Arts Atlantic; Summer
2003 No. 75 Review
March 19 to April 5, 2003
Over the centuries, artists have used
works by other artists as sources of inspiration and subjects to be integrated
into their own creations. Van Gogh looked to Japanese painting and to
the paintings of Delacroix and Millet, integrating elements of their art
into his own paintings. One artist’s creation thus becomes part
of someone else’s art. For his latest show at Galerie d’Avignon,
Philip Iverson has literally drawn from a series of photo portraits of
famous contem porary artists to create arresting, mostly black-and-white
portraits. They have a textural and graphic sense, although some of Iverson’s
interpretations come off better than others. He approaches them from a
great distance, not knowing these people. His subjects are merely a jumping-off
point and don’t inform the treatment of the image. Seeing all of
these works together is like witnessing a eulogy to the 1980s art-star
system in a less certain, more brooding, post-boom and new millennial
I’ve seen Iverson at work in his Montreal studio. First, he put
some red paint spots in the upper left-hand corner of a portrait on canvas.
Next he followed with a rapid brush movement that was fast, furious and
unpredictable. It was an inside-out process, where inner energies were
projected outward and put onto the exterior skin of a canvas. I witnessed
the art’s gradual unfolding onto canvas, which reflected a process
where the unconscious is manifested in a landscape of the mind or a visual
narration that, like the
spoken word, exists in its own unique context of the moment.
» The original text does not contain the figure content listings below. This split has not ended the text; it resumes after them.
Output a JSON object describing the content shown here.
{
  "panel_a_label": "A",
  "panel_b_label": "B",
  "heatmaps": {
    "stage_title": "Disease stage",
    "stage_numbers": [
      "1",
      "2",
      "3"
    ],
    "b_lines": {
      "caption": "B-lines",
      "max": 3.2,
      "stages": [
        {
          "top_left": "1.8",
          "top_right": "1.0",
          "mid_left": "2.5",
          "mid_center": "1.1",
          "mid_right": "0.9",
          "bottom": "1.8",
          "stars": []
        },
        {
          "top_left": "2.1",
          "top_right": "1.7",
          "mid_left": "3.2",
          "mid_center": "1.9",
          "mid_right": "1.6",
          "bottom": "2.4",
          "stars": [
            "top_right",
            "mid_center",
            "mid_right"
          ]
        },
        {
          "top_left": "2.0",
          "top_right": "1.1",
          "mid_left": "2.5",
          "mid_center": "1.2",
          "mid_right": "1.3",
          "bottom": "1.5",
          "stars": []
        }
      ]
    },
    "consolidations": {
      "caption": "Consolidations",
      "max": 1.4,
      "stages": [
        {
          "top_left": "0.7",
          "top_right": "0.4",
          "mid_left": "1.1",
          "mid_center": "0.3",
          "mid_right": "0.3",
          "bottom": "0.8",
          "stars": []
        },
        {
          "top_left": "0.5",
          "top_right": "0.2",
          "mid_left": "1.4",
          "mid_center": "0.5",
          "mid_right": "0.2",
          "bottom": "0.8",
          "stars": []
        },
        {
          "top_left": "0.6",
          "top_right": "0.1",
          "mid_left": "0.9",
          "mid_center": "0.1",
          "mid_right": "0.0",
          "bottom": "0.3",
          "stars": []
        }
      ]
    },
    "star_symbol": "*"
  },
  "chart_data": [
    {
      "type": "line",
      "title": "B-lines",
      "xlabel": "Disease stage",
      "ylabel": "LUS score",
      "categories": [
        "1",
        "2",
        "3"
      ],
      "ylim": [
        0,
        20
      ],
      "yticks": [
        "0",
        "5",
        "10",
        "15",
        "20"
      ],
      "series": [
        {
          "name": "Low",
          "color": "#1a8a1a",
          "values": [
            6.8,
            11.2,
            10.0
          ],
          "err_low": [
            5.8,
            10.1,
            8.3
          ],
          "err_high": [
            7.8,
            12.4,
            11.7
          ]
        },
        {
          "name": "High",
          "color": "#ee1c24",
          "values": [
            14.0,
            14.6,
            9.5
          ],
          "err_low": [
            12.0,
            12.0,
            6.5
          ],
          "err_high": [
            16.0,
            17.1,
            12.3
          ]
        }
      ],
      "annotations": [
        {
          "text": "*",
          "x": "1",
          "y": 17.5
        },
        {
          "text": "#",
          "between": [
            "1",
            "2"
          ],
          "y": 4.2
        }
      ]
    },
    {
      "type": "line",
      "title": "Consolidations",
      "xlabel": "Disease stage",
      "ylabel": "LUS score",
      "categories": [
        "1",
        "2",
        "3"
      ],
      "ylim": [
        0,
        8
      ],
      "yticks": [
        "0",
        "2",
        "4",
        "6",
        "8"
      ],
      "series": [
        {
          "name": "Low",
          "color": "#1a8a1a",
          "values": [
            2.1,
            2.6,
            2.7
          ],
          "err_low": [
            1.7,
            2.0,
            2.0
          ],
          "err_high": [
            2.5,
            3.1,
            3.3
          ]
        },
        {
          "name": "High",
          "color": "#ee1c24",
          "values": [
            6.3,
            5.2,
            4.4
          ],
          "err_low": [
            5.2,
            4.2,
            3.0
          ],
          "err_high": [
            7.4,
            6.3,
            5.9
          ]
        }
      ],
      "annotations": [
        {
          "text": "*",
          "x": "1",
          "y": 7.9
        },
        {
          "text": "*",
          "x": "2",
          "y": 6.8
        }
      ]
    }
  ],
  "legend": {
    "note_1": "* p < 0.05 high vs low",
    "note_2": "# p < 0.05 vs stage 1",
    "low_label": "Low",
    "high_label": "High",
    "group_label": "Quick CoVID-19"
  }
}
Iverson’s
method captures something very personal and renders it public in the form
of a portrait.
Iverson may be better known on the East Coast for his 32.75 mx 2.73 m
mural titled Yellow Boat, which was exhibited at the Beaverbrook Art Gallery
several years ago. The mural had textural and multisurfaced layers made
of various woods collaged together and painted in places. It was more
direct and expressionistic than Iverson’s recent work; it even included
illustrative social and urban-landscape elements.
Now a Montreal resident, Iverson continues to be influenced by Pop Art
and gestural figuration, but a recent trip to Japan with its gentler,
imaginary landscape painting and scroll traditions had an effect on him.
He now uses thick brushwork and earthy colours and has returned to portrait
and landscape painting. There is still an active textured immediacy to
Iverson’s painterly style, but it is less aggressive than it was,
for example, in the portraits that were exhibited at Galerie Dresdnere
in Toronto and Gallery 78 in Fredericton in the early l990s. The new portraits
are limited in colour and emphasize line and texture, so much so that
their presentation seems more important than whom they represent. They
become icons for identity in an age where individual identity is threatened
by image overload.
Among the portraits at the Avignon show are 10 large oil-on-wood panels
that include painterly headshots of Sandro Chia, Alex Katz, Roy Lichtenstein,
Janet Fish, Jennifer Bartlett and Francesco Clemente. The smaller, more
intimately scaled ink-on-wood panels, which have acrylic borders, create
a photographic distancing effect almost like a memory. They are reminiscent
of the painter David Salle, who is among the portrait subjects. The dark,
contrasting, ink-and-brush- caricature feel of Iverson’s paintings
brings to mind the German 1930s painters George Grosz and Max Beckman.
Sometimes these paintings are almost too painted. For Iverson, working
in black and white is a way to avoid distortion. “Colours distort
what you have to say,” he insists, which is an amazing comment since
so many of his 1990s portrait works used vivid colours.
Portraits of Julian Schnabel and Chuck Close, which is one of the most
successful, become a vehicle for exploring process. Iverson even goes
through a performance- like dance complete with strange clicking and cluckingsounds,
random clapping of hands and shaking of the body to loosen it up until
he intuitively feels it’s the exact right moment to put brush to
canvas. For Iverson, paintingis like a performance or acting, a vehicle
that affirms our place in the present.